Parmi les livres – Requiem pour un empire. Les États-Unis et le piège afghan, 2001-2021 (T 1637)
Là où tant d’autres euphémisent la guerre à la terrasse du Flore et sans avoir jamais chaussé de rangers, John-Christopher Barry met du vécu (1). Pour nous parler de l’Empire il part et parle d’abord de lui, citoyen franco-américain, et de son séjour en Afghanistan au plus fort de la guerre, comme Marc Bloch sur le champ de bataille dans la première partie de L’étrange défaite mais en faisant un long travelling arrière avec des retours et des incises pour progressivement passer du particulier au politique. Sa guerre commence au sous-sol du BHV, cette caverne d’Ali Baba bien connue des Parisiens, où il s’agit de faire graver nom et prénom mais aussi groupe sanguin et allergies médicamenteuses sur une plaque standard Otan de 3,2 cm, même format que ceux « destinés aux chiens et aux chats ». Ce qui échoue malgré les tentatives méritoires de la dame préposée à la gravure, sauf à massacrer l’état-civil ou sacrifier les prescriptions de la Faculté. Le ton est donné, allègre, plein d’ironie et de recul sur soi.

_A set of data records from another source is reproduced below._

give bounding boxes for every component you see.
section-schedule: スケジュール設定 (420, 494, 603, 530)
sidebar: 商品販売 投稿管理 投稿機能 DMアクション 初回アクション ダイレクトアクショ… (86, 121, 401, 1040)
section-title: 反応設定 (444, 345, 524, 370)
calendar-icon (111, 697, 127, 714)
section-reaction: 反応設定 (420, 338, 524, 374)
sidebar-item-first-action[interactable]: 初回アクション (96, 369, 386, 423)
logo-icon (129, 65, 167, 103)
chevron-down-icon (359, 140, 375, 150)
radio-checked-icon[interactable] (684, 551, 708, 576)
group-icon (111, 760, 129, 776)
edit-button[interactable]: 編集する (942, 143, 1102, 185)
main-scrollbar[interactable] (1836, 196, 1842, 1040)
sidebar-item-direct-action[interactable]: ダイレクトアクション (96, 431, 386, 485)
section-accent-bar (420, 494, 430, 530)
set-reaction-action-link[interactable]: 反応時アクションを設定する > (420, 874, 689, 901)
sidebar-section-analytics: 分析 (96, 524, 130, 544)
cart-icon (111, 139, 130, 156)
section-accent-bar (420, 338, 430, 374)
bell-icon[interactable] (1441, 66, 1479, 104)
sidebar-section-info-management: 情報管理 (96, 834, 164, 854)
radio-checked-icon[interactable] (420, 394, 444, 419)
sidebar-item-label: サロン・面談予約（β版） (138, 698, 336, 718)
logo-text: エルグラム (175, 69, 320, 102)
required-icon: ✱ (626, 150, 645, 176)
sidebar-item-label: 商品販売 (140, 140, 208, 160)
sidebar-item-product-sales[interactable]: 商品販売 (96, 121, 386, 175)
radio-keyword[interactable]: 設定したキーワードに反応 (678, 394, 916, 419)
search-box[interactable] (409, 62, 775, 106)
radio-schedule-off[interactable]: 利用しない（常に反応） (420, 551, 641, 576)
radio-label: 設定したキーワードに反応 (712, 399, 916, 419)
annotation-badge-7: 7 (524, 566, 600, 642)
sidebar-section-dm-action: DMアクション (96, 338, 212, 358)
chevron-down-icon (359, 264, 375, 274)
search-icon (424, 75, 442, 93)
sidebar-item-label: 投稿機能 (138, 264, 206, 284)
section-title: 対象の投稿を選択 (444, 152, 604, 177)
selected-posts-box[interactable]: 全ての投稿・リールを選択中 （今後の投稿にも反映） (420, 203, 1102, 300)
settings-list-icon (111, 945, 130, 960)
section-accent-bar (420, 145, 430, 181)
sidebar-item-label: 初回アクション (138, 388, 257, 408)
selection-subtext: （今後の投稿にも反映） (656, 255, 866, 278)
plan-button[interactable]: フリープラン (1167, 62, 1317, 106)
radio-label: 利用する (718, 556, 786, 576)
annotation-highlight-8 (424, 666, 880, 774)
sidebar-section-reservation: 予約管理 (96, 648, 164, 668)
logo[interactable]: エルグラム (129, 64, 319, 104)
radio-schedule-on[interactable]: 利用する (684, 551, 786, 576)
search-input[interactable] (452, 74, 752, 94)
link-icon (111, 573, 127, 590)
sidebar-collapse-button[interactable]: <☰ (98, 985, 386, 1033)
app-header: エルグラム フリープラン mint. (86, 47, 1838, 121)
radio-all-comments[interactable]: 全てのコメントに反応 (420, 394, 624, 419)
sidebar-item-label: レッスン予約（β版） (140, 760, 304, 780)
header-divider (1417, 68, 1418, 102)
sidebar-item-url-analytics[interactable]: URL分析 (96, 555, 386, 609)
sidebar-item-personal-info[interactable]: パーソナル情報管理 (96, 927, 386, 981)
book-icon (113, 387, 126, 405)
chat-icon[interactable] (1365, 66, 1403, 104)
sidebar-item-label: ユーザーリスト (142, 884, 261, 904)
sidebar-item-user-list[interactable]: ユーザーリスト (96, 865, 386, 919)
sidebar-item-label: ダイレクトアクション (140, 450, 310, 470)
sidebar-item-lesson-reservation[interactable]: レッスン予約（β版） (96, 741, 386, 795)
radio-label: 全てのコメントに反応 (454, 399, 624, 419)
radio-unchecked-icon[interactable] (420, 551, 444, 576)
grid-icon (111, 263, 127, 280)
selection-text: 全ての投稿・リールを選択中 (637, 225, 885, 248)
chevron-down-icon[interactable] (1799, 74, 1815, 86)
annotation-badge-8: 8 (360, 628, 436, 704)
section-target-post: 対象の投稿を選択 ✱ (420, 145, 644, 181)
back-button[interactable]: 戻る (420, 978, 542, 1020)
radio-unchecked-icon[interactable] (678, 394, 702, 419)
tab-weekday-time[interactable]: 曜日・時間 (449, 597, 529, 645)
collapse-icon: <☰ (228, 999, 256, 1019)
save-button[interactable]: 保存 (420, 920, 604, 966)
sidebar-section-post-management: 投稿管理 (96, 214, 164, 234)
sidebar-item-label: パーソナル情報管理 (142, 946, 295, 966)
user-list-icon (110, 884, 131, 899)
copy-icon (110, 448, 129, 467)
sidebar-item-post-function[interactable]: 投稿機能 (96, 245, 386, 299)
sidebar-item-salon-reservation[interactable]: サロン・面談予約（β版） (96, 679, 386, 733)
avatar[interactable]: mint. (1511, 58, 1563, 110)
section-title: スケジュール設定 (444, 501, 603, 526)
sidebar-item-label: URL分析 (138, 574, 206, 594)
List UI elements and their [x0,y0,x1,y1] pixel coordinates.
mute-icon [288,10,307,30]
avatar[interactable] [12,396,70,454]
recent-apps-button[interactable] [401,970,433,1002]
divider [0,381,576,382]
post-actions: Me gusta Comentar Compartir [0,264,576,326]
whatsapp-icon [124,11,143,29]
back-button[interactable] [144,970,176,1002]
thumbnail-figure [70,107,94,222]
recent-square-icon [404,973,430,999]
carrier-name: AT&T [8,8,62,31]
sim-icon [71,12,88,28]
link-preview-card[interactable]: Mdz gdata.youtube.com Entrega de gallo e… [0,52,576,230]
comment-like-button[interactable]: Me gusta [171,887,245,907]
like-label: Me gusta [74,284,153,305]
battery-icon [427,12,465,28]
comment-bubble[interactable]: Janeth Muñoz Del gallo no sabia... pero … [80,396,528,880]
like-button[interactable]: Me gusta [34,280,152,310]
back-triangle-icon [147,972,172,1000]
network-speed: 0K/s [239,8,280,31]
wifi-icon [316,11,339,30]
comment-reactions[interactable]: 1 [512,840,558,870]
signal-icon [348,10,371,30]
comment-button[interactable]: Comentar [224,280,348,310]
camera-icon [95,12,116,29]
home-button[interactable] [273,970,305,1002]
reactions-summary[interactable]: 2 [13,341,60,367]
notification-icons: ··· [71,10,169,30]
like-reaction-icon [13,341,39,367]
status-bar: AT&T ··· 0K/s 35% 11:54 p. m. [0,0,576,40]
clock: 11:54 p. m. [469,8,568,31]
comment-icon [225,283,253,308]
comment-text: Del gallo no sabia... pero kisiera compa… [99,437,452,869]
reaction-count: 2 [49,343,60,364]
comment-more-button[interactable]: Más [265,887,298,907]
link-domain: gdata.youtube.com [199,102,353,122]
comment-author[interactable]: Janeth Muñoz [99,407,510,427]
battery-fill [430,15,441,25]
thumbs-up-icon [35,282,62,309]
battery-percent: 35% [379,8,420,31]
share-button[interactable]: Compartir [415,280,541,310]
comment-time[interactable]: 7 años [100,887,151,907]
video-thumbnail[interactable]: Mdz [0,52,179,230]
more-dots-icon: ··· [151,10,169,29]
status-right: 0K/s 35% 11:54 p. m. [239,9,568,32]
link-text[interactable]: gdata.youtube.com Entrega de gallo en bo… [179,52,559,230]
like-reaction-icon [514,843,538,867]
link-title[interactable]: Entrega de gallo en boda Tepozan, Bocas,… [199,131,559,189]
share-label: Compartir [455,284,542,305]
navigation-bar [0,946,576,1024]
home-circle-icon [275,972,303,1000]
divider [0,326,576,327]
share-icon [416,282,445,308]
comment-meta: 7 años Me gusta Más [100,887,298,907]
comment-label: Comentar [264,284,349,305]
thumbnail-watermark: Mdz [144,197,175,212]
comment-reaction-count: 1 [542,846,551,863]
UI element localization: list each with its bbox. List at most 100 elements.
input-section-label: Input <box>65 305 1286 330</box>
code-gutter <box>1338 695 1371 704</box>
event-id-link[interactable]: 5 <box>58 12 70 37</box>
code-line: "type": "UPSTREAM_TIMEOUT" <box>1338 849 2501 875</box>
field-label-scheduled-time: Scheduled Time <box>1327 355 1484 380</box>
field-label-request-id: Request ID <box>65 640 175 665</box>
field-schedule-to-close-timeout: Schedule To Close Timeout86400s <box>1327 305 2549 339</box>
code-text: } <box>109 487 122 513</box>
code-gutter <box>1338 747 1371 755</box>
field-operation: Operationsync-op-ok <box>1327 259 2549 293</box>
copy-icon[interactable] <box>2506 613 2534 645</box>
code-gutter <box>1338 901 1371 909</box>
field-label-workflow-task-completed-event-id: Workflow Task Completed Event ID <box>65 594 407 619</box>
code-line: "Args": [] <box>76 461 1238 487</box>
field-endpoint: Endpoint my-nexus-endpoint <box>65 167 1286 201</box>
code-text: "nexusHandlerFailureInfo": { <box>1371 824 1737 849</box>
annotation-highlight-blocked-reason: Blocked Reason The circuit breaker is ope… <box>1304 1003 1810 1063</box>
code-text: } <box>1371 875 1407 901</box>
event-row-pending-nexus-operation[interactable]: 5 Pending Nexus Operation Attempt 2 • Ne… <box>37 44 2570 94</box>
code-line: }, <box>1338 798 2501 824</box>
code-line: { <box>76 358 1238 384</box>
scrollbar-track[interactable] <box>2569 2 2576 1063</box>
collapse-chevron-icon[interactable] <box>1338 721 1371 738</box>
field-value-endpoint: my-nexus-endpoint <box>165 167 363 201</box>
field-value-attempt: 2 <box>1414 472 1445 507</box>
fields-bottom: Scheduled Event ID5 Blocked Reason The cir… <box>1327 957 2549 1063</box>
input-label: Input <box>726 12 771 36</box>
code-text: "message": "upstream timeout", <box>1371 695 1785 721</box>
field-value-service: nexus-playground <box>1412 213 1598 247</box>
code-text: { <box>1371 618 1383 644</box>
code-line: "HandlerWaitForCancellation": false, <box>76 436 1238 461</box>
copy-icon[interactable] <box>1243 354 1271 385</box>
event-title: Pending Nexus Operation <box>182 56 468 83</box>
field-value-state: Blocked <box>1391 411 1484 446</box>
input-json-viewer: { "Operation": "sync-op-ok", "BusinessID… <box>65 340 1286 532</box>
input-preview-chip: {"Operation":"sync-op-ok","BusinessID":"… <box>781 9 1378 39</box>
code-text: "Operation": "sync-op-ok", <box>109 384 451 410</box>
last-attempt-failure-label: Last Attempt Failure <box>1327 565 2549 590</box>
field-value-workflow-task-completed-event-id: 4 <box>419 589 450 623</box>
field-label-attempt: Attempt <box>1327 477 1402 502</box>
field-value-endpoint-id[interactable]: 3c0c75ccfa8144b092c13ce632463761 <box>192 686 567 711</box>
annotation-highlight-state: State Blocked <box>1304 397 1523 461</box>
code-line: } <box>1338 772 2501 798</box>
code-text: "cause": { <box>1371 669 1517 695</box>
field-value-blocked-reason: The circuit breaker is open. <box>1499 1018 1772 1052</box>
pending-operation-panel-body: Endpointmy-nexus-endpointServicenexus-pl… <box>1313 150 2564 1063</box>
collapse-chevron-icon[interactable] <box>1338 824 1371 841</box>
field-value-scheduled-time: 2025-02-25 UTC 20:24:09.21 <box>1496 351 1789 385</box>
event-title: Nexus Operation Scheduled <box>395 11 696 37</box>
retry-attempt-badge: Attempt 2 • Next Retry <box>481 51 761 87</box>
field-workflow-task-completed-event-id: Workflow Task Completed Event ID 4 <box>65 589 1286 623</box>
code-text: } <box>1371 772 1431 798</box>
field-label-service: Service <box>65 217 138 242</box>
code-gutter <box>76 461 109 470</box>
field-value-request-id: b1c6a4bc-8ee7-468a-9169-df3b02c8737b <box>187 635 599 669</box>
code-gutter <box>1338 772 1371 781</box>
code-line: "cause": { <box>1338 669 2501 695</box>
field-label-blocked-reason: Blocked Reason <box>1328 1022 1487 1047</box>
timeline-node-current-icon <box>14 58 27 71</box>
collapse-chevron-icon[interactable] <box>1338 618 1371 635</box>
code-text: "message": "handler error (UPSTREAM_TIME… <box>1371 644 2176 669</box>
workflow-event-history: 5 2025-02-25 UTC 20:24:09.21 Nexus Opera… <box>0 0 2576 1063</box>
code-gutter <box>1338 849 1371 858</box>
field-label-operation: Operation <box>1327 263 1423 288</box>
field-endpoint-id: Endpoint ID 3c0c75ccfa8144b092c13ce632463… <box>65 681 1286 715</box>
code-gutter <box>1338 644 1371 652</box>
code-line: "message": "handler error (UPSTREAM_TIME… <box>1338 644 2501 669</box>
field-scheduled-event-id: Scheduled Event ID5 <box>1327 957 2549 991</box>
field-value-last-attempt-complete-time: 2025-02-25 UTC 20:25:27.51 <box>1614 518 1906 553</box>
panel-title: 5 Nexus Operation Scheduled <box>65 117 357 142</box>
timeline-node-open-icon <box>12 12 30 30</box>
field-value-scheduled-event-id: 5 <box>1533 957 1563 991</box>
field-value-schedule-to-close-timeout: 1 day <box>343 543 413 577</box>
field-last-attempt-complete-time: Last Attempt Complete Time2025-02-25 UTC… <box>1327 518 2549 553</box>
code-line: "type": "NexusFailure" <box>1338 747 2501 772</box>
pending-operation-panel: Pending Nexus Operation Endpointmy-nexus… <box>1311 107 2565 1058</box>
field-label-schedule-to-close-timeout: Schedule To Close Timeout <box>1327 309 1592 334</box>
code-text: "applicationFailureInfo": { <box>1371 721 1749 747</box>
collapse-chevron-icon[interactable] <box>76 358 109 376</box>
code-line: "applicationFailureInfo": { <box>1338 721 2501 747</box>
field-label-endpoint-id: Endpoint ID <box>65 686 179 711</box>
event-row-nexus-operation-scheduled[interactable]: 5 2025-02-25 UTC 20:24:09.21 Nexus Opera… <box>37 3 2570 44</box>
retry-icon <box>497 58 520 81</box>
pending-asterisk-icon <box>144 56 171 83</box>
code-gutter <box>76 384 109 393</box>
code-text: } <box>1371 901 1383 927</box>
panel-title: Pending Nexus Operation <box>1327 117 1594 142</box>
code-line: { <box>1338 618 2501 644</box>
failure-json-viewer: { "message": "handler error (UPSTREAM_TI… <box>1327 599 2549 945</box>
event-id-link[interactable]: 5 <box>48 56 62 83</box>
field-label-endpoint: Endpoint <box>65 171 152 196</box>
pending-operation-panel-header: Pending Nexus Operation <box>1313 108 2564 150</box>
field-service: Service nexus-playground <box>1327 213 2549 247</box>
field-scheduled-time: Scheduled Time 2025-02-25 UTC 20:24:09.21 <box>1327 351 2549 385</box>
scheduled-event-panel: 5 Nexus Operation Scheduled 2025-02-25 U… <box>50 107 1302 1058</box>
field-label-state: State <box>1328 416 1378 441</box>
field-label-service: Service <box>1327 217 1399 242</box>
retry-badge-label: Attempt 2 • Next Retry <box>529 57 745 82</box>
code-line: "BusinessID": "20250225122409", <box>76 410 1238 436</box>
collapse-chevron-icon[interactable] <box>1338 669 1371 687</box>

Nous voilà donc embeddés avec Barry. Car dans un monde qu’on veut global au risque que les contraires s’équilibrent, la chute d’une civilisation se voit dans le local, là où naissent les lames de fond qui deviennent des vagues scélérates. Barry nous montre par petites touches que la défaite des armées américaines est inscrite dans l’ADN de ses soldats, lorsque la rhétorique de l’hyperpuissance se résout dans une gigantesque pétaudière comme dans M.A.S.H. Il revient, par exemple, sur la question des interprètes déployés sur le terrain. Il n’était pas un officier saharien ou des bureaux du sud algérien qui ne sache parler arabe et lire le Coran dans le texte – notre ami, le regretté général Claude le Borgne, avait été formé à cette école. Il ne viendra néanmoins jamais à l’idée du Pentagone d’en faire autant, se contentant du recours à des expatriés pour la plupart vivant aux États-Unis, totalement incompétents et à la fiabilité douteuse. La conséquence en est des traductions erronées et des contresens dramatiques pour la population. Il en est de même du recours aux chefs de village comme interlocuteurs uniques et gauleiters, écartant les communautés de démocratie locale pour imposer la structure hiérarchique de la société civile américaine. Le tout à l’avenant, et John-Christopher Barry multiple les exemples, tous plus atterrants les uns que les autres. Ce n’est même plus de l’inconséquence, c’est de la bêtise. On sait comment cela a fini et ne pouvait que finir ; s’il avait fallu trois ans aux Taliban pour revenir à Kaboul après le départ des Soviétiques, il ne leur a pas fallu trois semaines avec les Américains.
Ceux-ci ont beau être venus nous solliciter en vain en 2003 lorsqu’ils ont découvert le film de Pontecorvo, La bataille d’Alger, ils n’ont rien retenu de la contre-insurrection à la française, sauf peut-être le recours à une torture justifiée et généralisée. Ils ne nous ont pas écoutés lorsque nous leur avons répété que ça ne servait à rien, ils ont recommencé l’opération Phoenix du Vietnam avec à son terme le même échec : ils ont tué, tué et encore tué et ils n’en ont aucune mauvaise conscience. L’irresponsabilité de l’Amérique puritaine est tout autant une inculpabilité qu’un refus d’apprendre. Et ce que Barry a vu à la prison de Bagram l’a « renvoyé à toutes les entreprises de déshumanisation du siècle dernier dont les images nous sont parvenues ». C’est le fils du soldat Bernstein devenu Barry lorsque, jeune GI, il débarqua en France avec l’armée Patton, qui s’exprime là. Ainsi la consultation médicale de détenus à laquelle il a assisté ressemble à la séquence d’ouverture de Monsieur Klein, mais cette fois-ci sous bannière étoilée.